Mayor Brown says proposal to arm school teachers is “smoke-screen”

Mar 19, 2018

Mayor Byron Brown says the city continues lending a hand to help make Buffalo Public schools safe for students. But as WBFO's senior reporter Eileen Buckley reports, the mayor is not in support of arming city school teachers.

"I don't support teachers being armed in the classroom,” said Mayor Brown.

The Mayor responding to the recent suggestion that teachers carry guns to protect students.

Buffalo Mayor Byron Brown, "I don't support teachers being armed in the classroom."
Credit WBFO News photo by Eileen Buckley

“And to propose that is a ‘smoke-screen’ for really focusing on sensible, responsible gun control to make sure our schools our safe, that our young people are safe and that the people who work in our schools our safe,” stated Mayor Brown.

Mayor Brown said the city provides "tremendous support" when it comes to school safety.

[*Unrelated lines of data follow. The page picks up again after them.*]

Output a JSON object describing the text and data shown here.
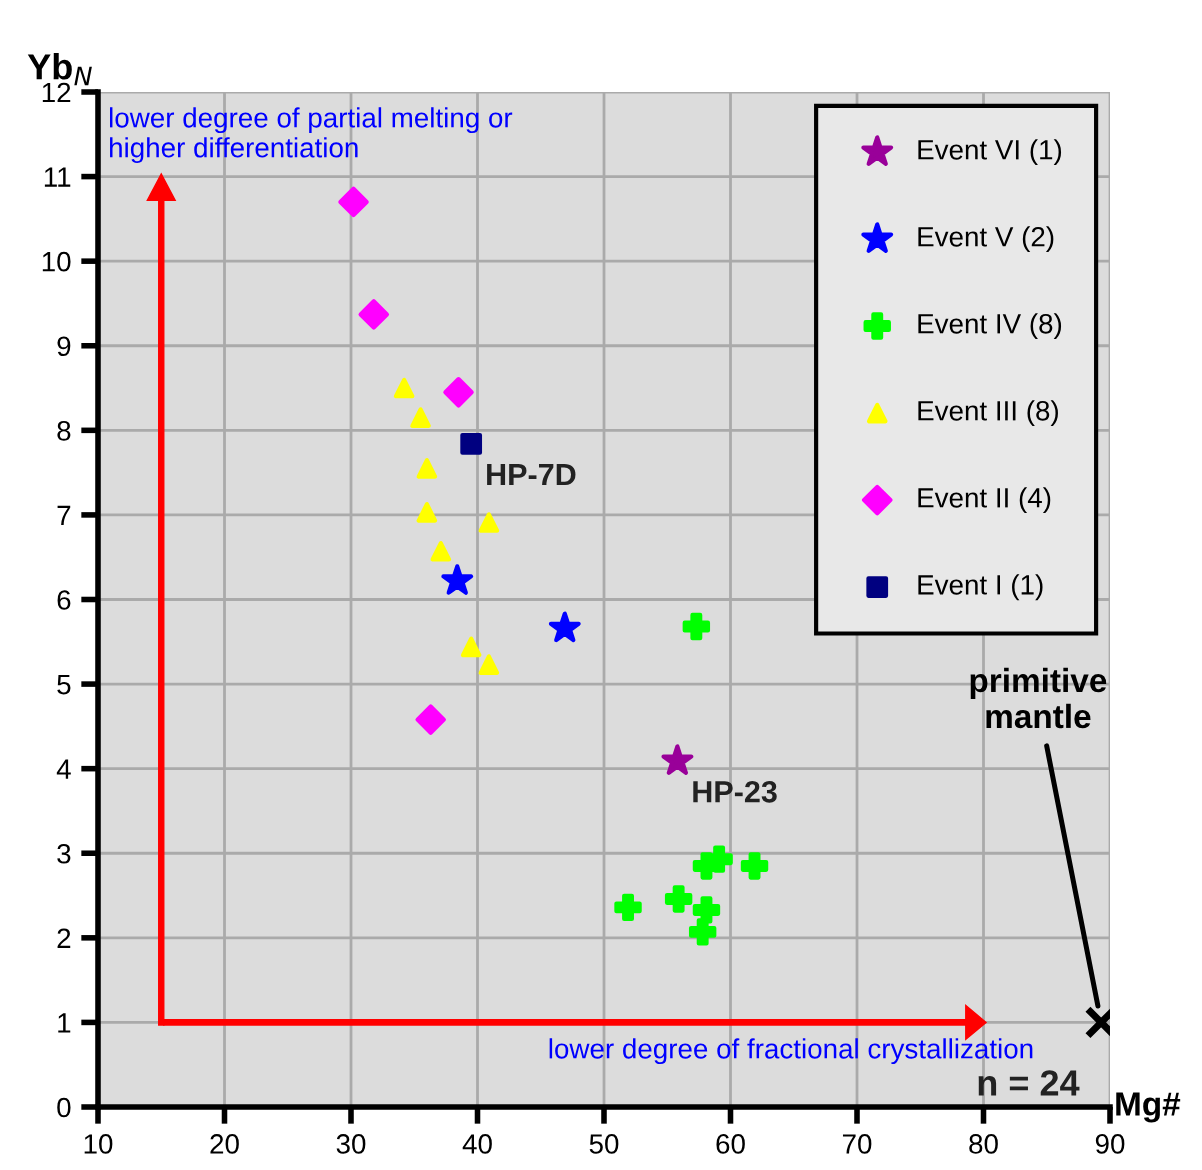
{
  "chart_data": {
    "type": "scatter",
    "xlabel": "Mg#",
    "ylabel": "Yb$_{N}$",
    "xlim": [
      10,
      90
    ],
    "xticks": [
      10,
      20,
      30,
      40,
      50,
      60,
      70,
      80,
      90
    ],
    "ylim": [
      0,
      12
    ],
    "yticks": [
      0,
      1,
      2,
      3,
      4,
      5,
      6,
      7,
      8,
      9,
      10,
      11,
      12
    ],
    "grid": true,
    "legend": "top right",
    "series": [
      {
        "name": "Event VI (1)",
        "color": "#990099",
        "marker": "star",
        "x": [
          55.8
        ],
        "values": [
          4.09
        ]
      },
      {
        "name": "Event V (2)",
        "color": "#0000ff",
        "marker": "star",
        "x": [
          38.4,
          46.9
        ],
        "values": [
          6.22,
          5.66
        ]
      },
      {
        "name": "Event IV (8)",
        "color": "#00ff00",
        "marker": "cross",
        "x": [
          57.3,
          58.1,
          59.1,
          61.9,
          51.9,
          55.9,
          58.1,
          57.8
        ],
        "values": [
          5.68,
          2.85,
          2.93,
          2.85,
          2.36,
          2.46,
          2.33,
          2.07
        ]
      },
      {
        "name": "Event III (8)",
        "color": "#ffff00",
        "marker": "triangle",
        "x": [
          34.2,
          35.5,
          36.0,
          36.0,
          40.9,
          37.1,
          39.5,
          40.9
        ],
        "values": [
          8.5,
          8.15,
          7.55,
          7.03,
          6.91,
          6.57,
          5.44,
          5.23
        ]
      },
      {
        "name": "Event II (4)",
        "color": "#ff00ff",
        "marker": "diamond",
        "x": [
          30.2,
          31.8,
          38.5,
          36.3
        ],
        "values": [
          10.7,
          9.37,
          8.45,
          4.58
        ]
      },
      {
        "name": "Event I (1)",
        "color": "#000080",
        "marker": "square",
        "x": [
          39.5
        ],
        "values": [
          7.84
        ]
      },
      {
        "color": "#000000",
        "marker": "cross",
        "x": [
          89.3
        ],
        "values": [
          1.0
        ]
      }
    ],
    "annotations": [
      {
        "text": "HP-7D",
        "x": 39.5,
        "y": 7.84
      },
      {
        "text": "HP-23",
        "x": 55.8,
        "y": 4.09
      },
      {
        "text": "primitive\nmantle",
        "x": 89.3,
        "y": 1.0
      },
      "lower degree of partial melting or\nhigher differentiation",
      "lower degree of fractional crystallization",
      "n = 24"
    ]
  }
}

“We have school resource officers. We are the primary funder of the Peacemakers organization that provides safe passages to and from school for children that go to school in some of the busiest areas of our city.  When there are any concerns in and around schools, we will bring officers in on overtime to make sure those concerns are taken into consideration,” Mayor Brown explained.

But the district does not have school resource officers or police stationed at every the elementary schools. City high schools, like Leonardo Da Vinci located on Porter Avenue, inside the D’Youville College campus, has a school safety officer.  But Principal Greg Lodinsky said that person is not a police officer and is unarmed.  

Principal Greg Lodinsky led students on the recent walk-out at Da Vinci High School on Buffalo's west side.
Credit WBFO News photo by Eileen Buckley

“In addition, since we are on the college campus we have college security,” noted Lodinsky.

WBFO asked Lodinsky if the issue of school safety has been a distraction at his high school in the classrooms.

“I don’t think it has been a distraction at Da Vinci because we have incorporated it into the curriculum. We make sure that rather than a distraction – it came part of curriculum – part of our school conversation,” Lodinsky remarked.

Principal Lodinsky tells us he believes the issue of arming teachers is a “national conversation”, but he did say teachers are there to educate and not be part of law enforcement.